President Emmerson Mnangagwa recently visited Tsvangirai, a move that many people welcomed as a gesture of goodwill.
In his belated New Year’s message released recently, Tsvangirai made controversial indications pointing at a possible intention to leave the hot seat for youthful Nelson Chamisa.
He said: “I am looking at the imminent prospects of us as the older generation leaving the levers of leadership to allow the younger generation to take forward this huge task that we started together so many years ago with our full blessing and support.”
His utterances sparked a lot of fire within his party and grew otherwise invisible fissures within the MDC-T. Within hours of making this statement, factionalism had reared its ugly head, with top leadership of the party, including its vice-presidents, Elias Mudzuri and Chamisa making open declarations of interest in Tsvangirai’s post. The hitherto whispered rivalry between Chamisa and Tsvangirai’s long-serving deputy, Thokozani Khupe also came to the fore. But in all this, it is Chamisa who appears to be holding the top card as even the MDC Alliance, a grouping of opposition parties that have chosen Tsvangirai’s leadership, is seemingly rooting for the youthful lawyer.
In his speech, Tsvangirai said the recent developments on the political scene were not enough to deliver national betterment.
“As we move towards the upcoming elections, we must not lose sight and misinterpret what happened in November 2017. The departure of Mugabe resulted in a change of guard at the helm of our state but #ChangeIsNotEnough. This country requires transformation of both our governance culture and the way we do business,” he said.
It is getting increasingly clear now that of the three vice presidents in the MDC-T, Tsvangirai seems to favour Chamisa. How he is going to juggle this sensitive issue is going to be one of the last strategy tests for Tsvangirai. It is critical that whoever he picks to take his seat is acceptable in the party to avoid a split that could compromise the party in the coming election.
While Chamisa appeals among the party’s youthful followers and is believed to be a more popular person in the general followership of the MDC-T, Khupe’s massive support in Matabeleland cannot be taken for granted. It would also be folly to ignore the respect that the other VP, Mudzuri has among the party faithful given his political maturity, age, leadership, business experience and the general support he commands in the party.
The three contenders to Tsvangirai’s throne are all founding members of the MDC who held various positions right from the beginning in 1999. Khupe was elected national executive member responsible for transport, logistics and welfare at the party inception in 1999 before she was voted vice-president of the party in 2005.

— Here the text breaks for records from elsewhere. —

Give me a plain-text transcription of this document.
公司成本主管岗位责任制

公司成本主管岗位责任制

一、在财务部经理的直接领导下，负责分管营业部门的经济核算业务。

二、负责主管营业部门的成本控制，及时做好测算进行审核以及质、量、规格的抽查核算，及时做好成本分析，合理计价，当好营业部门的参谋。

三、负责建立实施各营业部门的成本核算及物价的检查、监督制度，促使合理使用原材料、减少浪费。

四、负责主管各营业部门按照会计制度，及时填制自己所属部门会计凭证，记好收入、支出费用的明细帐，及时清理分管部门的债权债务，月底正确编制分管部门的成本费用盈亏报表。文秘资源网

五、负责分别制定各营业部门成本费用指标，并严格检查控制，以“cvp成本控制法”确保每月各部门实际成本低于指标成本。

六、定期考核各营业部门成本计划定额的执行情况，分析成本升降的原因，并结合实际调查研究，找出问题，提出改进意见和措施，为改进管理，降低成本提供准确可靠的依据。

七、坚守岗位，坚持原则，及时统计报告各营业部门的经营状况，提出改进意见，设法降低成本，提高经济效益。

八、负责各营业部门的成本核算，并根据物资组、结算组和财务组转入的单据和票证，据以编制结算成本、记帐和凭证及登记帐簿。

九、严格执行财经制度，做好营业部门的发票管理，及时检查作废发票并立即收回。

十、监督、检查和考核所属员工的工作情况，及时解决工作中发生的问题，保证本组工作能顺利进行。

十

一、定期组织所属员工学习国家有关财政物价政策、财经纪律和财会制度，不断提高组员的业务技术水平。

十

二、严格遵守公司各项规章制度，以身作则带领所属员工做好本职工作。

It is this card that she and her supporters raise in questioning the possibility of young Chamisa coming to upstage her. Besides being one of the country’s youngest MPs, Chamisa has on the other hand held the influential party spokesperson position very successfully. That is perhaps the position that has catapulted him to become the party’s most popular leader after Tsvangirai due to his charisma, which enhanced his public appeal quite significantly.
It remains to be seen therefore how Tsvangirai is going to play this very sensitive succession card. The three VPs are all presidential material and it will depend on their campaign strategies and of course luck to make it to the hot MDC-T presidential seat.